I'm thinking about a colleague who does development work in Honduras, and who says this is a particularly Northern malaise.  In Honduras, if your TV breaks, you call the TV guys, they show up with their tools and bench, fix your component, and you go back to watching your TV.  Here, you throw away or donate your old TV and just buy a new one.  We don't know how to fix our TVs, even if we want to.

I'm thinking about a recent discussion at Get Rich Slowly, too, where they talk about shifting from spending your money on things to spending your money on experiences, because things always lose their shine, require more spending, break, or suck the life energy out of you just maintaining and storing them, whereas experiences stick with you because they literally change who you are.  If you're going to spend, spend on a class or trip and not a TV.

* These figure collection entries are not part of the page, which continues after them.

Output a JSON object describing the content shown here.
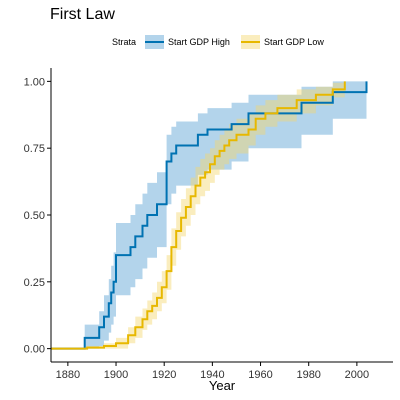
{
  "chart_data": {
    "type": "line",
    "step": true,
    "title": "First Law",
    "xlabel": "Year",
    "ylabel": "",
    "xlim": [
      1873,
      2015
    ],
    "ylim": [
      -0.05,
      1.05
    ],
    "x_ticks": [
      1880,
      1900,
      1920,
      1940,
      1960,
      1980,
      2000
    ],
    "y_ticks": [
      "0.00",
      "0.25",
      "0.50",
      "0.75",
      "1.00"
    ],
    "grid": false,
    "legend": {
      "title": "Strata",
      "position": "top",
      "entries": [
        "Start GDP High",
        "Start GDP Low"
      ]
    },
    "series": [
      {
        "name": "Start GDP High",
        "color": "#0072B2",
        "band_color": "#56A0D3",
        "points": [
          [
            1873,
            0,
            0,
            0
          ],
          [
            1887,
            0.04,
            0,
            0.09
          ],
          [
            1893,
            0.08,
            0.01,
            0.14
          ],
          [
            1895,
            0.12,
            0.03,
            0.2
          ],
          [
            1897,
            0.17,
            0.06,
            0.26
          ],
          [
            1898,
            0.21,
            0.09,
            0.31
          ],
          [
            1899,
            0.25,
            0.12,
            0.36
          ],
          [
            1900,
            0.35,
            0.2,
            0.47
          ],
          [
            1906,
            0.38,
            0.23,
            0.5
          ],
          [
            1908,
            0.42,
            0.26,
            0.54
          ],
          [
            1911,
            0.46,
            0.3,
            0.58
          ],
          [
            1913,
            0.5,
            0.34,
            0.62
          ],
          [
            1917,
            0.54,
            0.38,
            0.66
          ],
          [
            1921,
            0.7,
            0.54,
            0.8
          ],
          [
            1923,
            0.73,
            0.58,
            0.83
          ],
          [
            1925,
            0.76,
            0.61,
            0.85
          ],
          [
            1934,
            0.8,
            0.65,
            0.88
          ],
          [
            1938,
            0.82,
            0.67,
            0.9
          ],
          [
            1948,
            0.84,
            0.7,
            0.92
          ],
          [
            1955,
            0.88,
            0.75,
            0.95
          ],
          [
            1977,
            0.92,
            0.8,
            0.98
          ],
          [
            1990,
            0.96,
            0.86,
            1.0
          ],
          [
            2004,
            1.0,
            0.86,
            1.0
          ]
        ]
      },
      {
        "name": "Start GDP Low",
        "color": "#E7B800",
        "band_color": "#F5D76E",
        "points": [
          [
            1873,
            0,
            0,
            0
          ],
          [
            1888,
            0.004,
            0,
            0.01
          ],
          [
            1895,
            0.01,
            0,
            0.02
          ],
          [
            1900,
            0.02,
            0,
            0.04
          ],
          [
            1905,
            0.05,
            0.02,
            0.08
          ],
          [
            1908,
            0.08,
            0.04,
            0.12
          ],
          [
            1911,
            0.11,
            0.07,
            0.15
          ],
          [
            1913,
            0.14,
            0.09,
            0.18
          ],
          [
            1915,
            0.16,
            0.11,
            0.21
          ],
          [
            1917,
            0.19,
            0.14,
            0.25
          ],
          [
            1919,
            0.23,
            0.17,
            0.29
          ],
          [
            1921,
            0.29,
            0.22,
            0.35
          ],
          [
            1923,
            0.38,
            0.31,
            0.45
          ],
          [
            1925,
            0.44,
            0.37,
            0.51
          ],
          [
            1927,
            0.49,
            0.42,
            0.56
          ],
          [
            1929,
            0.53,
            0.46,
            0.6
          ],
          [
            1931,
            0.57,
            0.5,
            0.64
          ],
          [
            1933,
            0.61,
            0.54,
            0.68
          ],
          [
            1935,
            0.64,
            0.57,
            0.71
          ],
          [
            1937,
            0.66,
            0.59,
            0.73
          ],
          [
            1939,
            0.69,
            0.62,
            0.75
          ],
          [
            1941,
            0.72,
            0.65,
            0.78
          ],
          [
            1943,
            0.74,
            0.67,
            0.8
          ],
          [
            1945,
            0.76,
            0.69,
            0.82
          ],
          [
            1947,
            0.78,
            0.71,
            0.84
          ],
          [
            1950,
            0.8,
            0.73,
            0.86
          ],
          [
            1955,
            0.82,
            0.76,
            0.88
          ],
          [
            1958,
            0.86,
            0.8,
            0.91
          ],
          [
            1962,
            0.88,
            0.83,
            0.93
          ],
          [
            1967,
            0.9,
            0.85,
            0.95
          ],
          [
            1975,
            0.93,
            0.88,
            0.97
          ],
          [
            1983,
            0.95,
            0.91,
            0.98
          ],
          [
            1990,
            0.97,
            0.94,
            0.995
          ],
          [
            1995,
            1.0,
            0.97,
            1.0
          ]
        ]
      }
    ]
  }
}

I'm thinking about No Impact Man and Dandelion Bones and going on consumption diets and wondering if it's time for one of those, and if I can really shift my behaviors on this again.  How can I move away from being dude with truck?  How can I avoid getting high-centered on consumption?

What do you think?  I sound more agitated about this than I am.  Compared to twenty-year-old me, I'm a virtual ascetic.  But I still could be better.  I could focus a lot less on stuff.  How about you?  What tricks do you use to focus not on things but on people and experiences?